Intinya, khalifah sebagai hasil dari proses pendidikan, seharusnya menjadi manusia-manusia yang bersyukur dengan memanfaatkan alam semesta untuk kepentingan kebaikan bersama. Dia tidak sebatas memperlakukan alam sebagai objek apalagi mengeksploitasinya. Alam diperlukan sebagai komponen integral kehidupan.

Untuk mewujudkan anak didik sebagai khalifah, salah satu komponen utama dalam pendidikan adalah peran guru. Rasulullah SAW. bersabda, "Tinta alim ulama lebih tinggi nilainya daripada darah para syuhada." (HR. Abu Daud dan Tirmizi)

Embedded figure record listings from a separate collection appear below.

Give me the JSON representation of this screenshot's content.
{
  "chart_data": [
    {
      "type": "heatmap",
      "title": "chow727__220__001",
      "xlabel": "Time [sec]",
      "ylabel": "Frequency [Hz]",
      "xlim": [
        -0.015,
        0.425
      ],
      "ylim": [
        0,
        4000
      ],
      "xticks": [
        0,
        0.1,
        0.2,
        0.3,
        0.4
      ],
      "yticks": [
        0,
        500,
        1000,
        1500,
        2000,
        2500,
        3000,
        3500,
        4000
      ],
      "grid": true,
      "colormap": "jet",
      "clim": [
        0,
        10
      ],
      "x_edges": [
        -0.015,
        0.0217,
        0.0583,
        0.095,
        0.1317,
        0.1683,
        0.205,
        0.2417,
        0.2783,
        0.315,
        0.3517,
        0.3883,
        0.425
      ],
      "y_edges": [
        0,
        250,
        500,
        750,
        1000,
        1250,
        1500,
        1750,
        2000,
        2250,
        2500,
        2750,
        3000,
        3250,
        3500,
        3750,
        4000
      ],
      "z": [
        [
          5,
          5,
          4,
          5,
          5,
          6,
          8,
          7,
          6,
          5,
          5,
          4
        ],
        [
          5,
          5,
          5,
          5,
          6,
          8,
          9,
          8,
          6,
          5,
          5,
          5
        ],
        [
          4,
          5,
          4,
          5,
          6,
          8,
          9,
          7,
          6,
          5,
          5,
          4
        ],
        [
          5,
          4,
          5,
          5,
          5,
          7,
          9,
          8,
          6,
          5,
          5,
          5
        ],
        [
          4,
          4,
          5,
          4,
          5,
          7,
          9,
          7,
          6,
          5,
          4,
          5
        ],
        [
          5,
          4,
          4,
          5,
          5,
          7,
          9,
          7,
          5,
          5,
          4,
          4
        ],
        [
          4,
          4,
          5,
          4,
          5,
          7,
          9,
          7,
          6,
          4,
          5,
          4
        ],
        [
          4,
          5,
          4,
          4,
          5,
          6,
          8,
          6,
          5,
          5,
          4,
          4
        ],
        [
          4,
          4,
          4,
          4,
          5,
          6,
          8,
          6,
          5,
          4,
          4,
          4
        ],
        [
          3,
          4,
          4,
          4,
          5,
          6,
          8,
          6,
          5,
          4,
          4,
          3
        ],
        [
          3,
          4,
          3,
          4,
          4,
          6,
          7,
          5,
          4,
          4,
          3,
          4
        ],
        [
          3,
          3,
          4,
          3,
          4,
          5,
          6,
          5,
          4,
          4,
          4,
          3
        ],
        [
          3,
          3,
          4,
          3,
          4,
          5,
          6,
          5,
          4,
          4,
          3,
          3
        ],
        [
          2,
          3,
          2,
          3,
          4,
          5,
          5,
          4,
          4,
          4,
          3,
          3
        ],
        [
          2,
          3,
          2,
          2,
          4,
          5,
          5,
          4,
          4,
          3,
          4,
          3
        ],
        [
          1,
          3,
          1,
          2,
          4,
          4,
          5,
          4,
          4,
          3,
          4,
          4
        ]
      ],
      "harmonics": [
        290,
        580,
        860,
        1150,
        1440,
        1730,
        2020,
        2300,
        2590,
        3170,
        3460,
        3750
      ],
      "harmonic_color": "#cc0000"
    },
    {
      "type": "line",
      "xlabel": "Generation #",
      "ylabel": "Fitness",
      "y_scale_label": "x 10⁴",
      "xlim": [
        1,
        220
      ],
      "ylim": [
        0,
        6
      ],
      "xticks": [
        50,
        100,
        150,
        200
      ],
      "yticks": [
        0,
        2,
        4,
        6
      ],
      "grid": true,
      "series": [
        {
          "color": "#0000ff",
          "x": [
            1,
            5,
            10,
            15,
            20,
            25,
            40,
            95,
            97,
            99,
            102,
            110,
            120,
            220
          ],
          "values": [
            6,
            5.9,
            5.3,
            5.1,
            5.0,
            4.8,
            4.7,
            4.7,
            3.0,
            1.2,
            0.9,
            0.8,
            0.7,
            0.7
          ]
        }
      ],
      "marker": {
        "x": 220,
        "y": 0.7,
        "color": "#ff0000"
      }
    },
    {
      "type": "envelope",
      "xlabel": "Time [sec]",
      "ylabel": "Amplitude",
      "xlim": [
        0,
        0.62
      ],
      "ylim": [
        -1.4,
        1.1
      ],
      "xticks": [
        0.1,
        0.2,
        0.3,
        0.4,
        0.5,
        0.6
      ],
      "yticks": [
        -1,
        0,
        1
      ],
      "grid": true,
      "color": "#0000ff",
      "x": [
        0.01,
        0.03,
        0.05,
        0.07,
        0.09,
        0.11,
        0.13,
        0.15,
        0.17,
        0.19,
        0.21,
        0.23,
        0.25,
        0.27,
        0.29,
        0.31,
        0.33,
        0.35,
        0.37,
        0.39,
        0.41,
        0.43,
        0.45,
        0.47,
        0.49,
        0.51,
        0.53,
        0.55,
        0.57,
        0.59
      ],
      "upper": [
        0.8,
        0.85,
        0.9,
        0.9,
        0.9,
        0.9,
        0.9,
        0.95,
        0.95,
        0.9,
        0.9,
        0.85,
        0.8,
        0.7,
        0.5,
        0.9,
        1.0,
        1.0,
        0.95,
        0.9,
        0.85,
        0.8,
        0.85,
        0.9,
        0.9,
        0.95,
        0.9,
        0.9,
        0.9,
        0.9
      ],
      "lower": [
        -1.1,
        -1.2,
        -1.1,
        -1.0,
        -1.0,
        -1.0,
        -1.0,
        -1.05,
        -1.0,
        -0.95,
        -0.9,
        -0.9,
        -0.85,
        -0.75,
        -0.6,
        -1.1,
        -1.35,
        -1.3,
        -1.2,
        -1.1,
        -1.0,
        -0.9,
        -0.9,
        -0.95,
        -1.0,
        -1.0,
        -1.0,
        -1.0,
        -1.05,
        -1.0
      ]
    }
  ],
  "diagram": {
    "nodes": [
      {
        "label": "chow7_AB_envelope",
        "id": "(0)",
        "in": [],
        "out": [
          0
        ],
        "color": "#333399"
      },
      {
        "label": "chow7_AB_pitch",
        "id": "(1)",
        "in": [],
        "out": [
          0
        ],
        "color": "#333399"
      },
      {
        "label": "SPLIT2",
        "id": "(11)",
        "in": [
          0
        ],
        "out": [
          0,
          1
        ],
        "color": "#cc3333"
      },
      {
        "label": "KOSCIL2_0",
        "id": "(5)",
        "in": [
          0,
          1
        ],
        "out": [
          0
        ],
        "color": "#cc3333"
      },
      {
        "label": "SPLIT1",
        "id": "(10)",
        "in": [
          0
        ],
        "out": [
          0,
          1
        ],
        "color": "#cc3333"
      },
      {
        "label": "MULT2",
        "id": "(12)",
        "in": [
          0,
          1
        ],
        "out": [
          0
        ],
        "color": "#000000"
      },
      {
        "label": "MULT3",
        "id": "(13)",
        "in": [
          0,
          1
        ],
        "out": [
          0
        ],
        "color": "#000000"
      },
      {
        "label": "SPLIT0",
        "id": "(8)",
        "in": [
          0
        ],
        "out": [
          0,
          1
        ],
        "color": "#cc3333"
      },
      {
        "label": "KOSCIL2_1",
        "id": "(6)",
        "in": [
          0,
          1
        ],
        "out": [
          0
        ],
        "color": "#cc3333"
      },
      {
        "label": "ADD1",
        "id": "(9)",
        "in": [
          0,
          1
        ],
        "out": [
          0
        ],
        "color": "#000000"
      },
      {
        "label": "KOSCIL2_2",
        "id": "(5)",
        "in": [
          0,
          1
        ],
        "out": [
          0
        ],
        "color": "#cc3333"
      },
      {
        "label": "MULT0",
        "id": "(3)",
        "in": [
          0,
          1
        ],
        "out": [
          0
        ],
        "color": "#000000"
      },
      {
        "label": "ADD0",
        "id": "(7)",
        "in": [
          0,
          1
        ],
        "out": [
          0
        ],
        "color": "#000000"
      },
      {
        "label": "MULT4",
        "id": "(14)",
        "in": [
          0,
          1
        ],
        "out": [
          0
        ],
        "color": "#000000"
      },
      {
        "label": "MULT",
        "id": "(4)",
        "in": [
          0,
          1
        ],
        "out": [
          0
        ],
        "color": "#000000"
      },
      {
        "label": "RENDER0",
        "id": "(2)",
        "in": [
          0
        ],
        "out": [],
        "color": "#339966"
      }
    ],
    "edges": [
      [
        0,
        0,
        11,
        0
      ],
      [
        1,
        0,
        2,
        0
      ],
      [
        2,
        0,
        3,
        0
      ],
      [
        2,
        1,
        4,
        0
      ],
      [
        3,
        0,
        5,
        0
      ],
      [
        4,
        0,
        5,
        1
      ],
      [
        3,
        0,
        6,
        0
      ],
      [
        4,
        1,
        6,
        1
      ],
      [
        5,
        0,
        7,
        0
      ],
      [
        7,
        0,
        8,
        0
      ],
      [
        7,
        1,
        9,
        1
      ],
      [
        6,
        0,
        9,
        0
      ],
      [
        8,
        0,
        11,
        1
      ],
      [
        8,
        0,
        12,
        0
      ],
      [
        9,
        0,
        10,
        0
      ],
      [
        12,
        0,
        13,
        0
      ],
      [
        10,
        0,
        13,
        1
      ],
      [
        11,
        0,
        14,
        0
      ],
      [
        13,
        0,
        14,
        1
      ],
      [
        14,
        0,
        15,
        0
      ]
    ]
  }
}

Hadits tersebut menggambarkan, ketinggian kedudukan seseorang yang memiliki ilmu pengetahuan, karena dapat melahirkan manusia-manusia yang berpikir dan beramal. Namun, tentu seorang pendidik yang tinggi kedudukannya adalah mereka yang mampu melaksanakan amar makruf nahi mungkar (memerintahkan kebaikan dan mencegah kemungkaran). Mereka menggunakan prinsip tauhid dalam penyebaran iman, ilmu, amal, dan ihsan.

Abdurrahman Al Nahlawi menyebutkan, tanggung jawab guru untuk mendidik individu agar beriman kepada Allah dan melaksanakan syariat-Nya. Guru juga mendidik siswa agar beramal saleh, bahkan mendidik masyarakat untuk saling menasihati dalam melaksanakan kebenaran dan kesabaran. (QS. Al Ashr)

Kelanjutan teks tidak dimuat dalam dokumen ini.